Initially I had mixed feelings. I convinced myself to like it but still found a lot of it to emphasize trauma as being the easiest context in which to understand photographs. It’s nice to see photos from the non-western world but a main narrative of poverty or trauma or suffering indulges Western stereotypes about the rest of the world.
The additional photos are much more representative, both in terms of their subject matter and in terms of the contexts they exist within. They’re photographers photographing themselves and their own communities and, while they require us to understand what else is going on, challenge the western gaze in ways that the original set of photos did not.
I especially liked Deana Lawson and Leonce Raphael Abbodjelou here in terms of how their images feel like inside jobs where the connection between the photographer and the subject is one of being a trusted member of the community. Through this trust we’re allowed to learn about the conditions of the photo and that context is an additional educational experience.
Abbodjelou in particular stood out to me because he reminded me of color Keïta or Sibide work. I realized that I hadn’t made the Vlisco connection with Keïta’s work and, while still in awe of the beauty in his photographs, I kind of want to know what color they were now.

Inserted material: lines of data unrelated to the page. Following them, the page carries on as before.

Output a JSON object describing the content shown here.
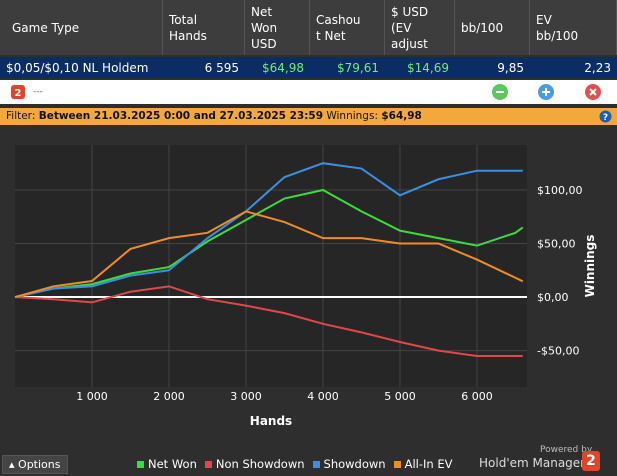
{
  "table": {
    "headers": [
      [
        "Game Type"
      ],
      [
        "Total",
        "Hands"
      ],
      [
        "Net",
        "Won",
        "USD"
      ],
      [
        "Cashou",
        "t Net"
      ],
      [
        "$ USD",
        "(EV",
        "adjust"
      ],
      [
        "bb/100"
      ],
      [
        "EV",
        "bb/100"
      ]
    ],
    "rows": [
      [
        "$0,05/$0,10 NL Holdem",
        "6 595",
        "$64,98",
        "$79,61",
        "$14,69",
        "9,85",
        "2,23"
      ]
    ]
  },
  "toolbar": {
    "title": "---"
  },
  "filter": {
    "prefix": "Filter:",
    "range": "Between 21.03.2025 0:00 and 27.03.2025 23:59",
    "winnings_label": "Winnings:",
    "winnings": "$64,98"
  },
  "chart_data": {
    "type": "line",
    "x_label": "Hands",
    "y_label": "Winnings",
    "x": [
      0,
      500,
      1000,
      1500,
      2000,
      2500,
      3000,
      3500,
      4000,
      4500,
      5000,
      5500,
      6000,
      6500,
      6595
    ],
    "series": [
      {
        "name": "Net Won",
        "color": "#3ddc3d",
        "values": [
          0,
          8,
          12,
          22,
          28,
          52,
          72,
          92,
          100,
          80,
          62,
          55,
          48,
          60,
          64.98
        ]
      },
      {
        "name": "Non Showdown",
        "color": "#e04848",
        "values": [
          0,
          -2,
          -5,
          5,
          10,
          -2,
          -8,
          -15,
          -25,
          -33,
          -42,
          -50,
          -55,
          -55,
          -55
        ]
      },
      {
        "name": "Showdown",
        "color": "#3b8fe0",
        "values": [
          0,
          8,
          10,
          20,
          25,
          55,
          80,
          112,
          125,
          120,
          95,
          110,
          118,
          118,
          118
        ]
      },
      {
        "name": "All-In EV",
        "color": "#f08c28",
        "values": [
          0,
          10,
          15,
          45,
          55,
          60,
          80,
          70,
          55,
          55,
          50,
          50,
          35,
          18,
          14.69
        ]
      }
    ],
    "xlim": [
      0,
      6650
    ],
    "ylim": [
      -84,
      142
    ],
    "xticks": [
      {
        "value": 1000,
        "label": "1 000"
      },
      {
        "value": 2000,
        "label": "2 000"
      },
      {
        "value": 3000,
        "label": "3 000"
      },
      {
        "value": 4000,
        "label": "4 000"
      },
      {
        "value": 5000,
        "label": "5 000"
      },
      {
        "value": 6000,
        "label": "6 000"
      }
    ],
    "yticks": [
      {
        "value": -50,
        "label": "-$50,00"
      },
      {
        "value": 0,
        "label": "$0,00"
      },
      {
        "value": 50,
        "label": "$50,00"
      },
      {
        "value": 100,
        "label": "$100,00"
      }
    ],
    "grid": true
  },
  "footer": {
    "options": "Options",
    "powered_by": "Powered by",
    "brand": "Hold'em Manager",
    "logo": "2"
  }
}
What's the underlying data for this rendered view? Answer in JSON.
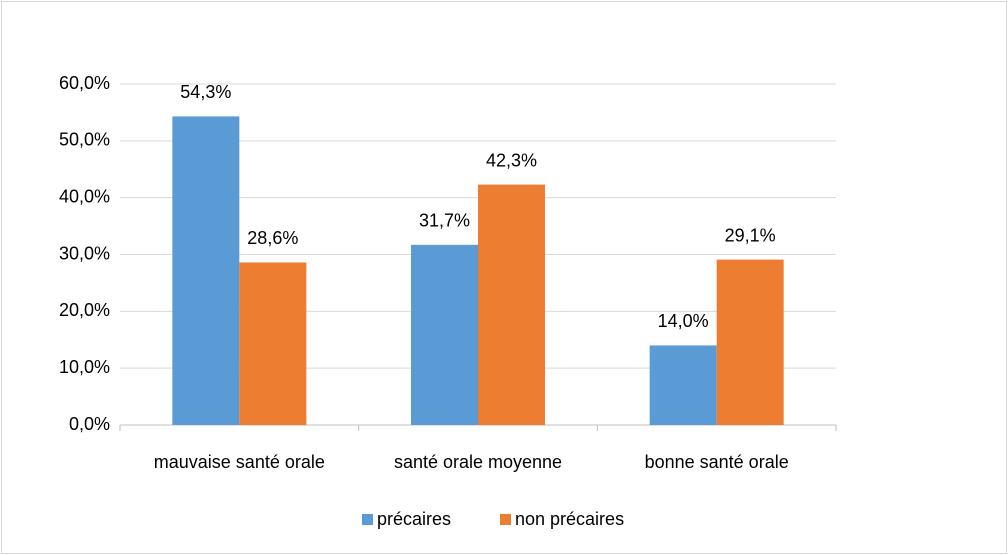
{
  "chart_data": {
    "type": "bar",
    "categories": [
      "mauvaise santé orale",
      "santé orale moyenne",
      "bonne santé orale"
    ],
    "series": [
      {
        "name": "précaires",
        "color": "#5b9bd5",
        "values": [
          54.3,
          31.7,
          14.0
        ],
        "value_labels": [
          "54,3%",
          "31,7%",
          "14,0%"
        ]
      },
      {
        "name": "non précaires",
        "color": "#ed7d31",
        "values": [
          28.6,
          42.3,
          29.1
        ],
        "value_labels": [
          "28,6%",
          "42,3%",
          "29,1%"
        ]
      }
    ],
    "ylim": [
      0,
      60
    ],
    "yticks": [
      {
        "value": 0,
        "label": "0,0%"
      },
      {
        "value": 10,
        "label": "10,0%"
      },
      {
        "value": 20,
        "label": "20,0%"
      },
      {
        "value": 30,
        "label": "30,0%"
      },
      {
        "value": 40,
        "label": "40,0%"
      },
      {
        "value": 50,
        "label": "50,0%"
      },
      {
        "value": 60,
        "label": "60,0%"
      }
    ],
    "grid": true,
    "legend": "bottom"
  }
}
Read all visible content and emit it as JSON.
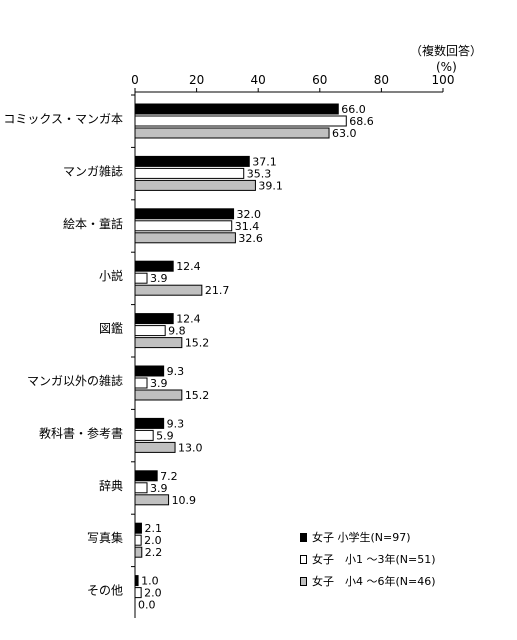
{
  "chart_data": {
    "type": "bar",
    "orientation": "horizontal",
    "note": "（複数回答）",
    "unit": "(%)",
    "xlim": [
      0,
      100
    ],
    "xticks": [
      "0",
      "20",
      "40",
      "60",
      "80",
      "100"
    ],
    "categories": [
      "コミックス・マンガ本",
      "マンガ雑誌",
      "絵本・童話",
      "小説",
      "図鑑",
      "マンガ以外の雑誌",
      "教科書・参考書",
      "辞典",
      "写真集",
      "その他"
    ],
    "series": [
      {
        "name": "女子 小学生(N=97)",
        "color": "#000000",
        "values": [
          66.0,
          37.1,
          32.0,
          12.4,
          12.4,
          9.3,
          9.3,
          7.2,
          2.1,
          1.0
        ]
      },
      {
        "name": "女子　小1 ～3年(N=51)",
        "color": "#ffffff",
        "values": [
          68.6,
          35.3,
          31.4,
          3.9,
          9.8,
          3.9,
          5.9,
          3.9,
          2.0,
          2.0
        ]
      },
      {
        "name": "女子　小4 ～6年(N=46)",
        "color": "#c0c0c0",
        "values": [
          63.0,
          39.1,
          32.6,
          21.7,
          15.2,
          15.2,
          13.0,
          10.9,
          2.2,
          0.0
        ]
      }
    ],
    "legend_position": "bottom-right",
    "grid": false
  }
}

Also, knowing the stories behind the fabrics in his backdrops makes me appreciate them even more.
A lot of the new photos also reminded me of Ragnar Kjartansson in how they’re both the evidence of performance or conceptual art pieces and photos which are their own works of art by themselves. Sheng Qi and Zhang Huan* stand out here in how their photos both document their performances and make us viscerally react to the concepts once we read about the context.
*Whose work I saw in San José years ago too.
Also at the Princeton Museum
While not part of the Revealing Pictures show, the Princeton Museum was also showing off its recent acquisition of Susan Meiselas’s Life of an Image. I blogged about is a few years ago and I’m so happy I got to see it live. I don’t have much to add over my Itinerant Languages post but it is indeed very cool to see a collection which shows how a photo has basically become a meme. We live in a remix culture and the more museums and artists embrace this and bring it into the galleries the better our visual literacy will get.